A DAY OF VIOLENCE (2010)


 
Mitchell: Nick Rendel
Hopper: Giovanni Lombardo Radice
Chisel: Christopher Fosh
Curtis Boswell: Victor D. Thorn
Giallo Films Presents A Film Directed By: Darren Ward
Written By: Darren Ward, Chris Barfoot
91 minutes
Not Rated
 
Having excessively gruesome violence is an easy method to make your low-budget genre flick stand out in a crowded field, so it’s no wonder that MVD, U.S. distributor of A DAY OF VIOLENCE have made the films’ bloody qualities front and center. Between the festival notices on the sides, there’s the blood-drenched body of the lead, coupled with several quotes about how “relentless” and “sickening” it is, sure to lure in gore fans who would ordinarily pass up Darren Ward’s British gangster pic, a follow-up to his similarly-brutal SUDDEN FURY just now finding a stateside release.
 
The trouble with this approach is that it doesn’t matter how graphic the violence is if the film itself is technically inept or the characters on screen aren’t interesting to watch. A DAY OF VIOLENCE has no problem on the former – Ward shows that he knows how to craft a film though editing and a consistently grimy look helps overcome the low-budget origins. The latter is a tougher sell, as A DAY OF VIOLENCE is filled with unsympathetic characters that serve little purpose other than escalating the bloodshed.
 

 
Nick Rendall stars as Mitchell, a debt collector working for a stereotypical mob boss, and we know his fate from early on in the film as we see his naked, lifeless corpse on a coroner’s slab narrating how he ended up there via voice-over. The film then cuts back six months to the time when he discovers 100,000 in cash (presumably in pounds, though the film never specifies) while ransacking the house of collectee on a standard outing, so he offs the creep and takes the cash. Little does he realize that the cash belongs to the mob boss for whom he’s about to be employed, and that his victim has managed to record the theft thanks to his camera phone.

 

 

The first half of the film is solid period of genuinely tense interplay between Mitchell and the mob, wherein our antihero attempts to act as casually as possible until his accidental betrayal is revealed. The highlight of this is an excruciatingly explicit castration sequence involving a friend of Mitchell’s, making you realize that the casting of CANNIBAL FEROX’s Giovanni Lombardo Radice was no coincidence.
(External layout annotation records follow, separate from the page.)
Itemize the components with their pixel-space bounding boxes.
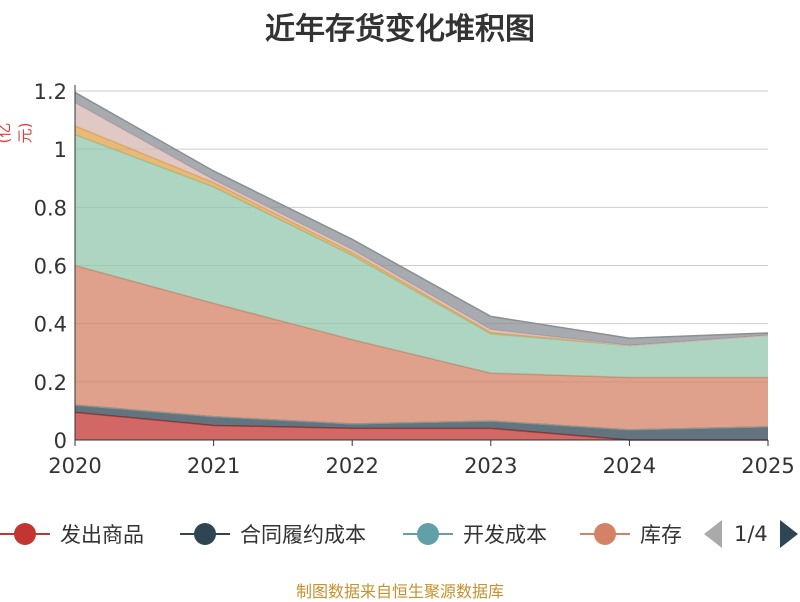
- legend-label: 开发成本: [463, 523, 547, 547]
- y-tick-label: 1.2: [34, 80, 67, 104]
- y-tick-label: 1: [54, 138, 67, 162]
- area-series: [75, 412, 768, 440]
- y-tick-label: 0.6: [34, 255, 67, 279]
- legend-item-kaiFaChengBen[interactable]: 开发成本: [403, 514, 547, 554]
- legend-marker-icon: [0, 522, 50, 546]
- x-tick-label: 2025: [741, 454, 794, 478]
- legend-marker-icon: [180, 522, 230, 546]
- legend-dot: [417, 523, 439, 545]
- legend-marker-icon: [403, 522, 453, 546]
- legend-pager: 1/4: [704, 514, 798, 554]
- source-note: 制图数据来自恒生聚源数据库: [295, 582, 504, 601]
- area-series: [75, 134, 768, 378]
- area-series: [75, 405, 768, 440]
- series-line: [74, 91, 769, 339]
- x-tick-label: 2022: [325, 454, 378, 478]
- legend-dot: [194, 523, 216, 545]
- y-tick-label: 0.8: [34, 196, 67, 220]
- x-tick-label: 2021: [187, 454, 240, 478]
- legend-label: 发出商品: [60, 523, 144, 547]
- legend-item-heTongLvYueChengBen[interactable]: 合同履约成本: [180, 514, 366, 554]
- legend-prev-page-icon[interactable]: [704, 520, 722, 548]
- x-tick-label: 2020: [48, 454, 101, 478]
- legend-marker-icon: [580, 522, 630, 546]
- legend-dot: [594, 523, 616, 545]
- x-tick-label: 2023: [464, 454, 517, 478]
- legend-dot: [14, 523, 36, 545]
- legend-page-indicator: 1/4: [734, 522, 768, 546]
- legend-item-kuCun[interactable]: 库存: [580, 514, 682, 554]
- legend-next-page-icon[interactable]: [779, 520, 798, 548]
- y-tick-label: 0.2: [34, 371, 67, 395]
- y-tick-label: 0: [54, 429, 67, 453]
- y-axis-unit-label: (亿元): [0, 122, 34, 144]
- legend-label: 合同履约成本: [240, 523, 366, 547]
- legend: 发出商品 合同履约成本 开发成本 库存 1/4: [0, 514, 800, 554]
- chart-title: 近年存货变化堆积图: [265, 12, 535, 47]
- area-series: [75, 265, 768, 430]
- y-tick-label: 0.4: [34, 313, 67, 337]
- legend-item-faChuShangPin[interactable]: 发出商品: [0, 514, 144, 554]
- legend-label: 库存: [640, 523, 682, 547]
- x-tick-label: 2024: [603, 454, 656, 478]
Ward does a fine job wringing suspense from the set-up, and Rendall makes a believably nervous lead.
 
Unfortunately, as good of a performance as Rendall gives, everything goes downhill in the second half after the mob boss figures things out and it becomes a straightforward man-on-the-run flick. We’re asked to sympathize with Mitchell, but he’s not a sympathetic figure no matter how much the film tries to give us reasons to think he’s just doing this in order to pay for his daughter’s live-saving operation. He’s still just a twitchy guy who got in with the mob and makes no bones about killing anyone in his way, regardless of if they’re involved or not, and while this can be fun to watch in the right context (see Jason Statham in, well, anything, basically), A DAY OF VIOLENCE isn’t a strong enough film to make a steady stream of bloodletting engaging on its’ own. There’s not even much in the way of a charismatic head villain — the bad guys are an interchangeable bunch of stooges that may as well have been played by stock hoods from a late-‘80s side-scrolling beat-‘em-up, and the boss (Victor D. Thorn) gets to spit some attitude but little more between the unremarkable dialogue.
 
Those just looking for blood, however, will find A DAY OF VIOLENCE to be filled with the stuff – there’s plenty of torture, gunfire and arterial sprays to justify every word extoling the film’s graphic nature on the box cover, and it even has the decency to start with a fairly explicit sex scene just for the sake of pleasing the flesh hunters as well. It’s a shame that it doesn’t offer much more than that, as it gives the idea that Darren Ward could churn out a really impressive piece of grindhouse cinema if he’d work as much on the script as he does on the carnage.